Pure rye bread is always denser and flatter than wheat bread. That's just physics, not a skill issue. If you're making 100% rye, use a loaf pan and don't expect oven spring. The flavor, though, is incredible -- dark, earthy, tangy.
Rye flour also ferments fast. It has more natural enzymes and the bacteria love it. Watch your fermentation timing carefully with high-rye formulas.
For the best of both worlds, use 10-20% rye blended with bread flour. You'll get that beautiful rye flavor without losing the structure you need for a freestanding loaf. Rye is also excellent as the primary flour for your sourdough starter -- rye starters tend to be very vigorous and robust.
One more thing: rye starters almost never pass the float test. The dough can't trap gas well enough to float. Don't use the float test with rye. Look for bubbles and smell instead.
Spelt flour
Spelt is wheat's ancient cousin. It has gluten, but the gluten is more delicate than modern wheat's. Spelt dough comes together quickly, feels smooth, and handles beautifully -- right up until it doesn't. Over-knead or over-ferment a spelt dough and it falls apart fast.
Treat spelt like wheat flour with a shorter fuse. Reduce kneading time, watch your fermentation more carefully, and consider using a stiff starter to minimize bacterial gluten degradation. Hydration should typically be a bit lower than with wheat -- spelt flour absorbs water differently.

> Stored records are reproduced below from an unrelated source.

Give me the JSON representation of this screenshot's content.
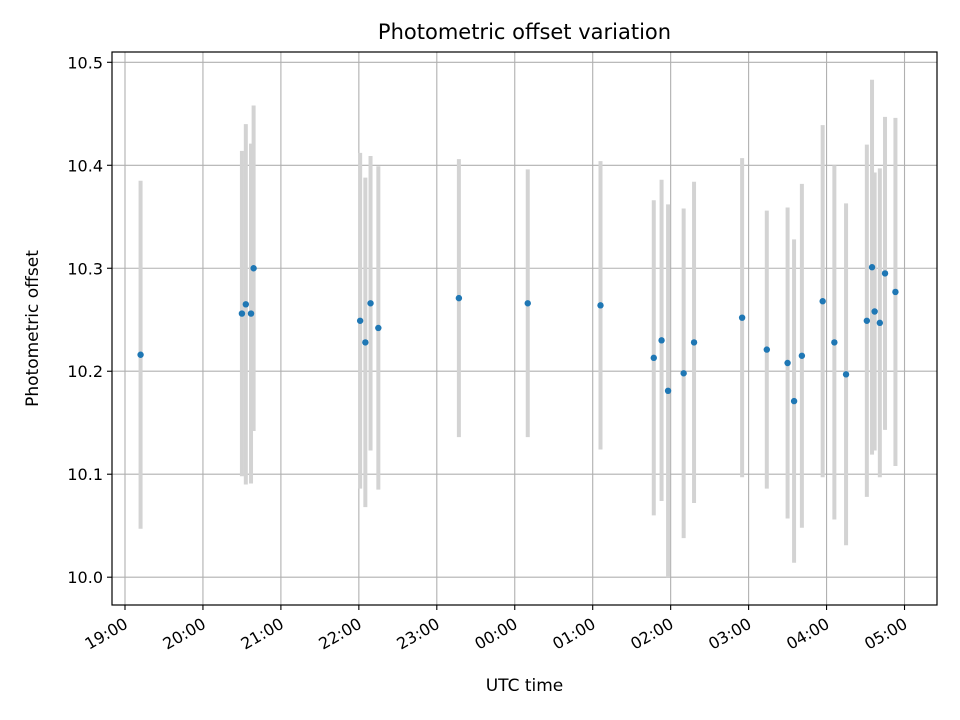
{
  "chart_data": {
    "type": "scatter",
    "title": "Photometric offset variation",
    "xlabel": "UTC time",
    "ylabel": "Photometric offset",
    "x_tick_labels": [
      "19:00",
      "20:00",
      "21:00",
      "22:00",
      "23:00",
      "00:00",
      "01:00",
      "02:00",
      "03:00",
      "04:00",
      "05:00"
    ],
    "y_tick_values": [
      10.0,
      10.1,
      10.2,
      10.3,
      10.4,
      10.5
    ],
    "y_tick_labels": [
      "10.0",
      "10.1",
      "10.2",
      "10.3",
      "10.4",
      "10.5"
    ],
    "xlim": [
      "18:50",
      "05:25"
    ],
    "ylim": [
      9.973,
      10.51
    ],
    "grid": true,
    "colors": {
      "point": "#1f77b4",
      "errorbar": "#d3d3d3",
      "grid": "#b0b0b0"
    },
    "points": [
      {
        "x": "19:12",
        "y": 10.216,
        "err": 0.169
      },
      {
        "x": "20:30",
        "y": 10.256,
        "err": 0.158
      },
      {
        "x": "20:33",
        "y": 10.265,
        "err": 0.175
      },
      {
        "x": "20:37",
        "y": 10.256,
        "err": 0.165
      },
      {
        "x": "20:39",
        "y": 10.3,
        "err": 0.158
      },
      {
        "x": "22:01",
        "y": 10.249,
        "err": 0.163
      },
      {
        "x": "22:05",
        "y": 10.228,
        "err": 0.16
      },
      {
        "x": "22:09",
        "y": 10.266,
        "err": 0.143
      },
      {
        "x": "22:15",
        "y": 10.242,
        "err": 0.157
      },
      {
        "x": "23:17",
        "y": 10.271,
        "err": 0.135
      },
      {
        "x": "00:10",
        "y": 10.266,
        "err": 0.13
      },
      {
        "x": "01:06",
        "y": 10.264,
        "err": 0.14
      },
      {
        "x": "01:47",
        "y": 10.213,
        "err": 0.153
      },
      {
        "x": "01:53",
        "y": 10.23,
        "err": 0.156
      },
      {
        "x": "01:58",
        "y": 10.181,
        "err": 0.181
      },
      {
        "x": "02:10",
        "y": 10.198,
        "err": 0.16
      },
      {
        "x": "02:18",
        "y": 10.228,
        "err": 0.156
      },
      {
        "x": "02:55",
        "y": 10.252,
        "err": 0.155
      },
      {
        "x": "03:14",
        "y": 10.221,
        "err": 0.135
      },
      {
        "x": "03:30",
        "y": 10.208,
        "err": 0.151
      },
      {
        "x": "03:35",
        "y": 10.171,
        "err": 0.157
      },
      {
        "x": "03:41",
        "y": 10.215,
        "err": 0.167
      },
      {
        "x": "03:57",
        "y": 10.268,
        "err": 0.171
      },
      {
        "x": "04:06",
        "y": 10.228,
        "err": 0.172
      },
      {
        "x": "04:15",
        "y": 10.197,
        "err": 0.166
      },
      {
        "x": "04:31",
        "y": 10.249,
        "err": 0.171
      },
      {
        "x": "04:35",
        "y": 10.301,
        "err": 0.182
      },
      {
        "x": "04:37",
        "y": 10.258,
        "err": 0.135
      },
      {
        "x": "04:41",
        "y": 10.247,
        "err": 0.15
      },
      {
        "x": "04:45",
        "y": 10.295,
        "err": 0.152
      },
      {
        "x": "04:53",
        "y": 10.277,
        "err": 0.169
      }
    ]
  }
}
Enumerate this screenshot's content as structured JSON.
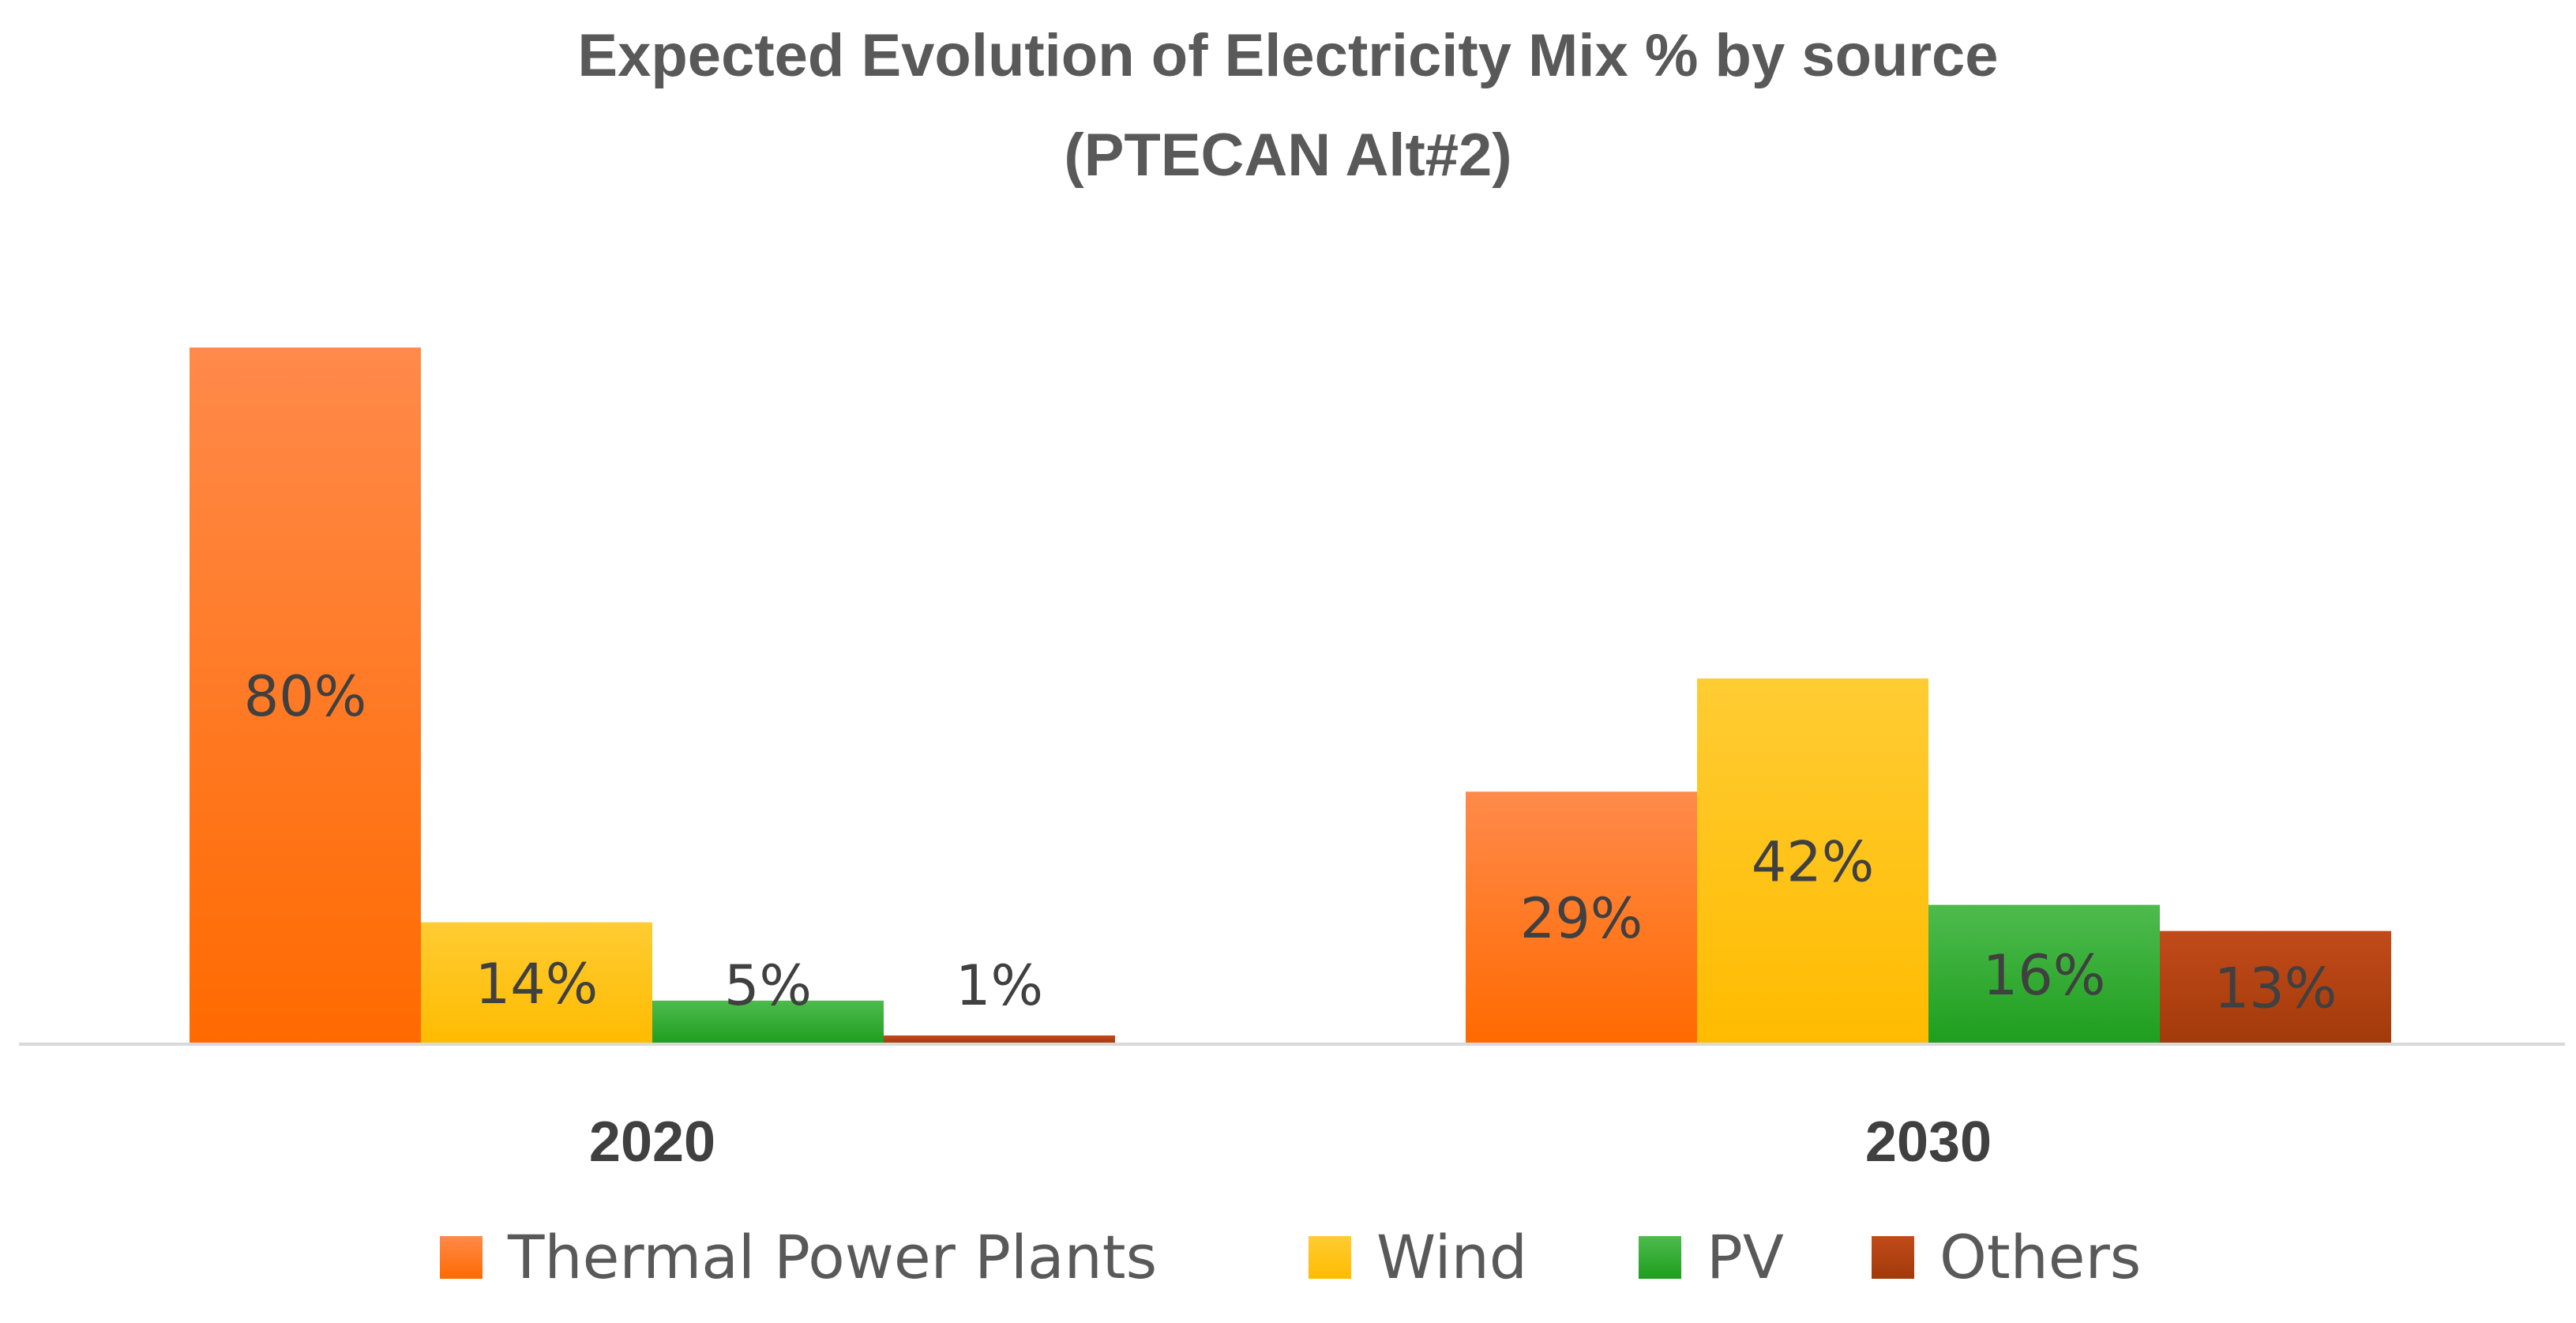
{
  "chart_data": {
    "type": "bar",
    "title": "Expected Evolution of Electricity Mix % by source",
    "subtitle": "(PTECAN Alt#2)",
    "categories": [
      "2020",
      "2030"
    ],
    "series": [
      {
        "name": "Thermal Power Plants",
        "values": [
          80,
          29
        ],
        "labels": [
          "80%",
          "29%"
        ],
        "color_top": "#FF8A4A",
        "color_bottom": "#FF6A00"
      },
      {
        "name": "Wind",
        "values": [
          14,
          42
        ],
        "labels": [
          "14%",
          "42%"
        ],
        "color_top": "#FFCC33",
        "color_bottom": "#FFBB00"
      },
      {
        "name": "PV",
        "values": [
          5,
          16
        ],
        "labels": [
          "5%",
          "16%"
        ],
        "color_top": "#4DBB4D",
        "color_bottom": "#1E9E1E"
      },
      {
        "name": "Others",
        "values": [
          1,
          13
        ],
        "labels": [
          "1%",
          "13%"
        ],
        "color_top": "#C24A1A",
        "color_bottom": "#A23A0A"
      }
    ],
    "xlabel": "",
    "ylabel": "",
    "ylim": [
      0,
      80
    ],
    "grid": false,
    "legend_position": "bottom"
  }
}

The flavor is worth the extra attention. Spelt has a nutty, slightly sweet taste that's distinctive and delicious. A 50/50 blend of spelt and bread flour makes an approachable loaf that's flavorful and manageable.
How to blend flours
Blending is where the real fun starts. You get to design your bread's flavor, texture, and handling properties by choosing what goes in.
The formula is simple: pick a base flour (bread flour for structure) and add smaller percentages of specialty flours for flavor and nutrition. Here are some proven blends:
- 80% bread flour + 20% whole wheat: The classic. Great flavor, great structure. - 70% bread flour + 20% whole wheat + 10% rye: Deeper flavor, still manageable. - 50% bread flour + 50% spelt: Nutty and smooth, shorter fermentation window. - 90% bread flour + 10% rye: Subtle rye flavor, handles like pure wheat.
When you add whole grain or rye flour, increase your water by a few percentage points to compensate for the extra absorption. And expect faster fermentation -- whole grains bring more enzymes to the party.
Keep notes on what you blend and how it turns out. After a few bakes, you'll have your own signature blend. That's one of the best parts of sourdough -- every baker's bread is genuinely unique because of the choices they make with flour.